One day after this Snohomish County primary, Trump was indicted by federal prosecutors for trying to overturn the 2020 election. Two weeks later, he was indicted as part of a separate investigation in Georgia for trying to overturn that state’s results. 

Warren County’s special election on Tuesday was the first test for Trump’s Big Lie conspiracies since these new criminal charges. 

Republicans still closed ranks around Whipple. The head of the local GOP said of Whipple that “he’s just got questions about the 2020 election.” U.S. Representative Marianette Miller-Meeks, who represents the county in Congress, went door-to-door to convince voters to support him.
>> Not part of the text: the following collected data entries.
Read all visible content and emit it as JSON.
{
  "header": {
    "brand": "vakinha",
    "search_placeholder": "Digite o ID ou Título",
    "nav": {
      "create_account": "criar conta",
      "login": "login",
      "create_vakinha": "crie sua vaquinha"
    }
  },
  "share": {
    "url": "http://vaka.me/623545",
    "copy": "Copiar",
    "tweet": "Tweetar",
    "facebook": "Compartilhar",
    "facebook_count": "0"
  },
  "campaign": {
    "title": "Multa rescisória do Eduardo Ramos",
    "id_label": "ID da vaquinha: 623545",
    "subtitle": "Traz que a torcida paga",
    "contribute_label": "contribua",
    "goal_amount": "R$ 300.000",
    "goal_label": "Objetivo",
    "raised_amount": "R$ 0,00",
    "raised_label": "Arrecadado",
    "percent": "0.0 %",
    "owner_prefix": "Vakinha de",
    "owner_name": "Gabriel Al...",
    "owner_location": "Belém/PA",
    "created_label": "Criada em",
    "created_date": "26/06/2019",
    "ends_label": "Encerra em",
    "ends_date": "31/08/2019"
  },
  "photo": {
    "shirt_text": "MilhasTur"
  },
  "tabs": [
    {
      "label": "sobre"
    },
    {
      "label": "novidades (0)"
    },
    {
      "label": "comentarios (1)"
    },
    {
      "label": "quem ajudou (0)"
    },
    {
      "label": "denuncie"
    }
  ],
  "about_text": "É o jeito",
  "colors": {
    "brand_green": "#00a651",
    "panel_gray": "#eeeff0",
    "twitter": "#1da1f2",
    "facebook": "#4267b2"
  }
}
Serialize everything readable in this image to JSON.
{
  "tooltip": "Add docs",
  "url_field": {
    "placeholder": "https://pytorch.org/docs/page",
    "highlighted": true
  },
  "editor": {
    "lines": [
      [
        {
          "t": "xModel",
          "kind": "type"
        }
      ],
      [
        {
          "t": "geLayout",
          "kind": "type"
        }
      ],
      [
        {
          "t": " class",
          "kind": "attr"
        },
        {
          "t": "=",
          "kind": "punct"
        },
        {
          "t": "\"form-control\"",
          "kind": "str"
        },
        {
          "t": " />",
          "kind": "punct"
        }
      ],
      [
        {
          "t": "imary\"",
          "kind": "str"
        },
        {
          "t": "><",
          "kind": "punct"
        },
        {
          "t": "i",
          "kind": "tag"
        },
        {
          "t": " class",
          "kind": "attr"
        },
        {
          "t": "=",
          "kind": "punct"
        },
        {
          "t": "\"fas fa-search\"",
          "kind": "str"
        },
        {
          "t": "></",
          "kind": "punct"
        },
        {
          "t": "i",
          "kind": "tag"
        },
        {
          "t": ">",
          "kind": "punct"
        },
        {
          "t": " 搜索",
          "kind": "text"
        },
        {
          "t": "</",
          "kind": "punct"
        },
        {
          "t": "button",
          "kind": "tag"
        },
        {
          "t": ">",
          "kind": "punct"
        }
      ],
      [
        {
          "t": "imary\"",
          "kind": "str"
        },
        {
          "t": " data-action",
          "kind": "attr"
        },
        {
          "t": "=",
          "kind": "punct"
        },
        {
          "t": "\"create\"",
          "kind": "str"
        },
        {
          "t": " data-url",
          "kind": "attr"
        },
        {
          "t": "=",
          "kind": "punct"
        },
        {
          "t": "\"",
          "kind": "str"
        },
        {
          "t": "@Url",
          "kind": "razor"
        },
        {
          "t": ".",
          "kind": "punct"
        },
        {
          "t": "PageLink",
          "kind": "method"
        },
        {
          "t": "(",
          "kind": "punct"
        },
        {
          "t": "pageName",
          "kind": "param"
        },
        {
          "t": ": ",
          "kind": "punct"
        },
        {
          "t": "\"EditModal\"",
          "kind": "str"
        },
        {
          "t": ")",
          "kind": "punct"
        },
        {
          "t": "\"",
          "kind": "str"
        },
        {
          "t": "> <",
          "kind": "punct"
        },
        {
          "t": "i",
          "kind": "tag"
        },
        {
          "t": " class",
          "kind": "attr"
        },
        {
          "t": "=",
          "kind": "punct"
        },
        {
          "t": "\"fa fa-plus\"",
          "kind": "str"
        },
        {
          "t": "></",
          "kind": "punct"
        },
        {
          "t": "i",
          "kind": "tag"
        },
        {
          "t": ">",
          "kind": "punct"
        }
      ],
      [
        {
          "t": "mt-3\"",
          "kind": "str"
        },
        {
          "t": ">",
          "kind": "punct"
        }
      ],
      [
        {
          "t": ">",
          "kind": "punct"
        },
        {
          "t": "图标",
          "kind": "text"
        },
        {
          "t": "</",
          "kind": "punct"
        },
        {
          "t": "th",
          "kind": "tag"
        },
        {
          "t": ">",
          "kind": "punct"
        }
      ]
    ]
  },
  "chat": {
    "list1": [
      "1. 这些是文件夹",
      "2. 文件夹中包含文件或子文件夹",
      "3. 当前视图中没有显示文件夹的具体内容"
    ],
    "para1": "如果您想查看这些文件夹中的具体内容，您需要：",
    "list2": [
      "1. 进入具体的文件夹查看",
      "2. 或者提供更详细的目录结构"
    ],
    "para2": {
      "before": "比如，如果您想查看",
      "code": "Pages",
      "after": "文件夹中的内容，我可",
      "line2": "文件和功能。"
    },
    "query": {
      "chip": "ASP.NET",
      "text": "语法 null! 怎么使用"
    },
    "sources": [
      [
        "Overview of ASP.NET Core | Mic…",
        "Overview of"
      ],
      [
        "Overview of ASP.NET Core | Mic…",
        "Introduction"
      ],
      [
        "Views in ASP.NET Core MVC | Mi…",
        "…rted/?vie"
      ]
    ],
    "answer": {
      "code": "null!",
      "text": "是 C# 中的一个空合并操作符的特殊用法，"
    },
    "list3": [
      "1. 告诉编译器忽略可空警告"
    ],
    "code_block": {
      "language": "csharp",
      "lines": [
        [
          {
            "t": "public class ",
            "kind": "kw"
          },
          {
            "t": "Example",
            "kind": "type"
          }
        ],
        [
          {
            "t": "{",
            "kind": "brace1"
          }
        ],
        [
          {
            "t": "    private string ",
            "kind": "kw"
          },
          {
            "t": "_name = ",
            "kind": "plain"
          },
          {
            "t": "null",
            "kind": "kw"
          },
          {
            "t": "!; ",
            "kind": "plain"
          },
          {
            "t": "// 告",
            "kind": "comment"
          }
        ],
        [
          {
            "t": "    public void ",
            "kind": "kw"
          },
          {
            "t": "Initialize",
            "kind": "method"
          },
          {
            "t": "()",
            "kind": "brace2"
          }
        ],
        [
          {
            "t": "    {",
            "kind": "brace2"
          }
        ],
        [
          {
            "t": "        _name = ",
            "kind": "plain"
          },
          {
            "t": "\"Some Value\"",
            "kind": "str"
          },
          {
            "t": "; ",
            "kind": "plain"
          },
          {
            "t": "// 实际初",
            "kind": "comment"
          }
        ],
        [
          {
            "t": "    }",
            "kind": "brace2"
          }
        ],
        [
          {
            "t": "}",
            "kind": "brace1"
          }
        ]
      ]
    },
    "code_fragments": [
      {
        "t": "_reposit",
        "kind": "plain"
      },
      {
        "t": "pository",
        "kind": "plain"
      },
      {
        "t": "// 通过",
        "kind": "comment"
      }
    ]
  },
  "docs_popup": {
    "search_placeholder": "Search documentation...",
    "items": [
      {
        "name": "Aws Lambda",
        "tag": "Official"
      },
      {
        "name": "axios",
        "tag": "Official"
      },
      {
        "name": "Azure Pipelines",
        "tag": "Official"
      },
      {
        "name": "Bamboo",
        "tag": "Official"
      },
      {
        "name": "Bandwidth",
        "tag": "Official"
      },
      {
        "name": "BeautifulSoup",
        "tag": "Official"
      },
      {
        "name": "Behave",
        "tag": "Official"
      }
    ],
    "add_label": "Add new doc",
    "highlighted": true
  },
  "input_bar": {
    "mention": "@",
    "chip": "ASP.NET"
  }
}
Whipple himself responded to the local furor by deleting past social media posts. He walked back some of his false claims and called the attention to his 2020 statements a “fear tactic.” But the BBC also reported this month that he was continuing to fan rumors of suspicious activity by local poll workers. “It makes me think there’s smoke here,” he said. “So let me go investigate the fire.” (Bolts has extensively reported about the threats faced by local poll workers due to lies about their behavior.)

But the GOP did not succeed at activating the county’s recently reliable partisanship in favor of their candidates, and Democrats registered a rare win in this area. 

According to Bleeding Heartland, a website that covers Iowa politics, the turnout rate was three times higher than the previous record for a special election in Warren County. Preliminary evidence suggests that Democrats were especially energized to vote in the auditor race.

Culbert says the publicity around Whipple’s conspiracist statements mobilized his party’s base and also worried many independents. 

“There’s been a perception that Democrats can’t win in this county, period, and that led to an arrogance and laziness on the board of supervisors’ part to think that everything they did was fine because there could be no challenge to them,” he added, vowing that his party would work to build on Tuesday’s results next year when the board of supervisors will be on the ballot.

A much bigger test for the Big Lie is already looming, also in Iowa: In five months, Republicans in the state will launch the GOP’s presidential nomination fight, and Trump (who has never even conceded his loss in the 2016 Iowa caucuses, saying without evidence that U.S. Senator Ted Cruz “stole it”) is widely leading in the polls. A win in the caucuses would reinforce his status as the favorite to secure the Republican nomination to take on Biden in 2024. 

In Warren County at least, Whipple won’t be the one overseeing that potential rematch.